Comment by iterateoften
1 day ago
I stopped writing open source projects on github because why put a bunch of work into something for others to train off of without any regard for the original projects
1 day ago
I stopped writing open source projects on github because why put a bunch of work into something for others to train off of without any regard for the original projects
I don't understand this mindset. I solve problems on stackoverflow and github because I want those problems to stay solved. If the fixes are more convenient for people to access as weights in an LLM... who cares?
I'd be all for forcing these companies to open source their models. I'm game to hear other proposals. But "just stop contributing to the commons" strikes me as a very negative result here.
We desperately need better legal abstractions for data-about-me and data-I-created so that we can stop using my-data as a one-size-fits-all square peg. Property is just out of place here.
I have mixed opinions on the "AI=theft" argument people make, and I generally lean towards "it's not theft", but I do see the argument.

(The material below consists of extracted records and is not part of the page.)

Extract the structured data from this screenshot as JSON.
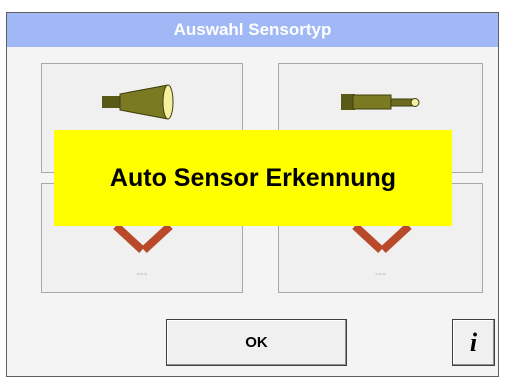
{
  "dialog": {
    "title": "Auswahl Sensortyp"
  },
  "tiles": [
    {
      "label": "",
      "icon": "large-probe-sensor-icon"
    },
    {
      "label": "",
      "icon": "thin-probe-sensor-icon"
    },
    {
      "label": "---",
      "icon": "no-sensor-cross-icon"
    },
    {
      "label": "---",
      "icon": "no-sensor-cross-icon"
    }
  ],
  "banner": {
    "text": "Auto Sensor Erkennung"
  },
  "buttons": {
    "ok_label": "OK",
    "info_label": "i"
  },
  "colors": {
    "titlebar": "#a0b8f5",
    "banner": "#ffff00",
    "sensor_body": "#6b6b1f",
    "cross": "#b84a2a"
  }
}
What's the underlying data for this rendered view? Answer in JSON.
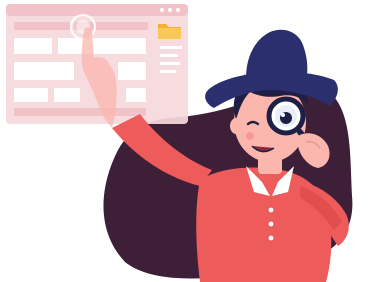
{
  "illustration": {
    "window_icons": [
      "dot-icon",
      "dot-icon",
      "dot-icon",
      "folder-icon"
    ],
    "colors": {
      "window_bg": "#f6d9dc",
      "window_panel": "#f1c3c8",
      "folder": "#f3b22f",
      "blob": "#3d2038",
      "shirt": "#ee5b5b",
      "hat": "#2c2f6e",
      "hat_band": "#e8b73a",
      "skin": "#fbb6ad",
      "hair": "#1e1f47",
      "lens": "#ffffff"
    }
  }
}
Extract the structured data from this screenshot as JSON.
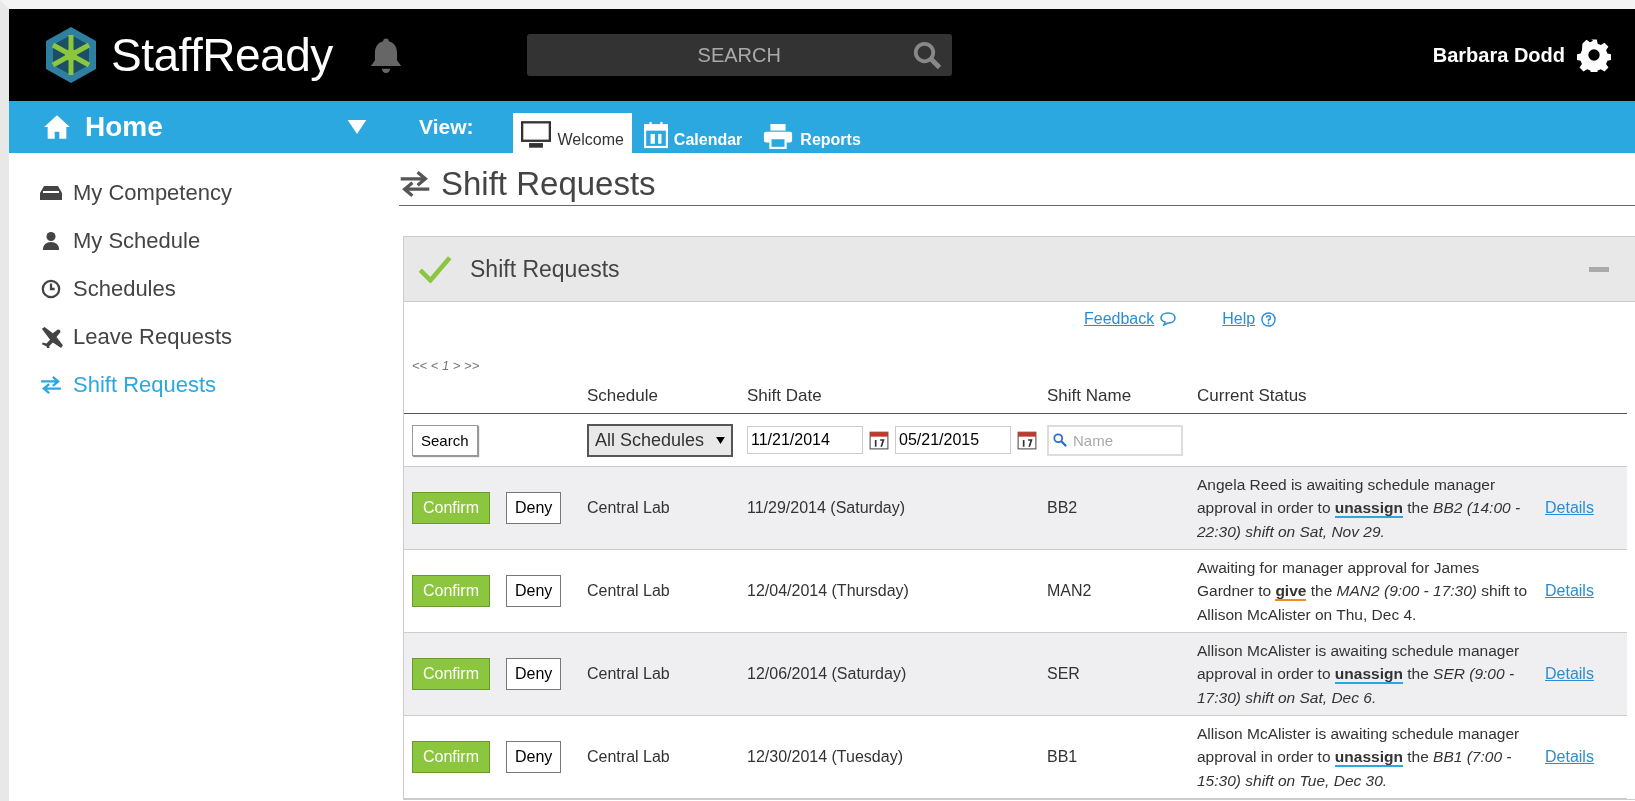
{
  "header": {
    "logo": "StaffReady",
    "search": {
      "placeholder": "SEARCH"
    },
    "user": "Barbara Dodd"
  },
  "navbar": {
    "home": "Home",
    "view_label": "View:",
    "tabs": [
      {
        "label": "Welcome",
        "selected": true
      },
      {
        "label": "Calendar",
        "selected": false
      },
      {
        "label": "Reports",
        "selected": false
      }
    ]
  },
  "sidebar": {
    "items": [
      {
        "label": "My Competency",
        "selected": false
      },
      {
        "label": "My Schedule",
        "selected": false
      },
      {
        "label": "Schedules",
        "selected": false
      },
      {
        "label": "Leave Requests",
        "selected": false
      },
      {
        "label": "Shift Requests",
        "selected": true
      }
    ]
  },
  "page_title": "Shift Requests",
  "panel": {
    "title": "Shift Requests",
    "links": [
      "Feedback",
      "Help"
    ],
    "pager": "<< < 1 > >>",
    "columns": [
      "Schedule",
      "Shift Date",
      "Shift Name",
      "Current Status"
    ],
    "filters": {
      "search_button": "Search",
      "schedule": "All Schedules",
      "date_from": "11/21/2014",
      "date_to": "05/21/2015",
      "name_placeholder": "Name"
    },
    "rows": [
      {
        "confirm": "Confirm",
        "deny": "Deny",
        "schedule": "Central Lab",
        "date": "11/29/2014 (Saturday)",
        "shift": "BB2",
        "status": "Angela Reed is awaiting schedule manager approval in order to **unassign** the *BB2 (14:00 - 22:30) shift on Sat, Nov 29.*",
        "color": "#29a8e0",
        "details": "Details"
      },
      {
        "confirm": "Confirm",
        "deny": "Deny",
        "schedule": "Central Lab",
        "date": "12/04/2014 (Thursday)",
        "shift": "MAN2",
        "status": "Awaiting for manager approval for James Gardner to **give** the *MAN2 (9:00 - 17:30)* shift to Allison McAlister on Thu, Dec 4.",
        "color": "#f08a24",
        "details": "Details"
      },
      {
        "confirm": "Confirm",
        "deny": "Deny",
        "schedule": "Central Lab",
        "date": "12/06/2014 (Saturday)",
        "shift": "SER",
        "status": "Allison McAlister is awaiting schedule manager approval in order to **unassign** the *SER (9:00 - 17:30) shift on Sat, Dec 6.*",
        "color": "#29a8e0",
        "details": "Details"
      },
      {
        "confirm": "Confirm",
        "deny": "Deny",
        "schedule": "Central Lab",
        "date": "12/30/2014 (Tuesday)",
        "shift": "BB1",
        "status": "Allison McAlister is awaiting schedule manager approval in order to **unassign** the *BB1 (7:00 - 15:30) shift on Tue, Dec 30.*",
        "color": "#29a8e0",
        "details": "Details"
      }
    ]
  }
}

If I put something on Github with a GPL 3 license, it's supposed to require anyone with access to the binary to also have access to the source code. The concern is, if you think that it is theft, then someone can train an LLM on your GPL code, and then a for-profit corporation can use the code (or any clever algorithms you've come up with) and effectively "launder" your use of GPL code and make money in the process. It basically would be converting your code from Copyleft to Public Domain, which I think a lot of people would have an issue with.
The thing is, LLMs aren’t redistributing your code. You’d have a minuscule chance of an LLM actually reproducing your code verbatim without major modifications.
Copyright and copyleft only deal with source code distribution. Your last sentence is not really true from a factual perspective.
I think if you really believe in the open source free software mentality that code should be available to help everyone and improvements to it should also be available and not locked up behind a corporate wall (e.g., a company using GPL code and releasing it with modifications without redistributing the source code), LLMs should be the least of your worries since they don’t do that action. On a literal level they don’t violate GPLv2/v3.
Perhaps copyright law needs new concepts to respond to this change in capability compared to the past, but so far there has been very little legal success with companies and individuals trying to litigate AI companies for copyright violations. Direct violations have been rare and only get more rare over time as training methods evolve.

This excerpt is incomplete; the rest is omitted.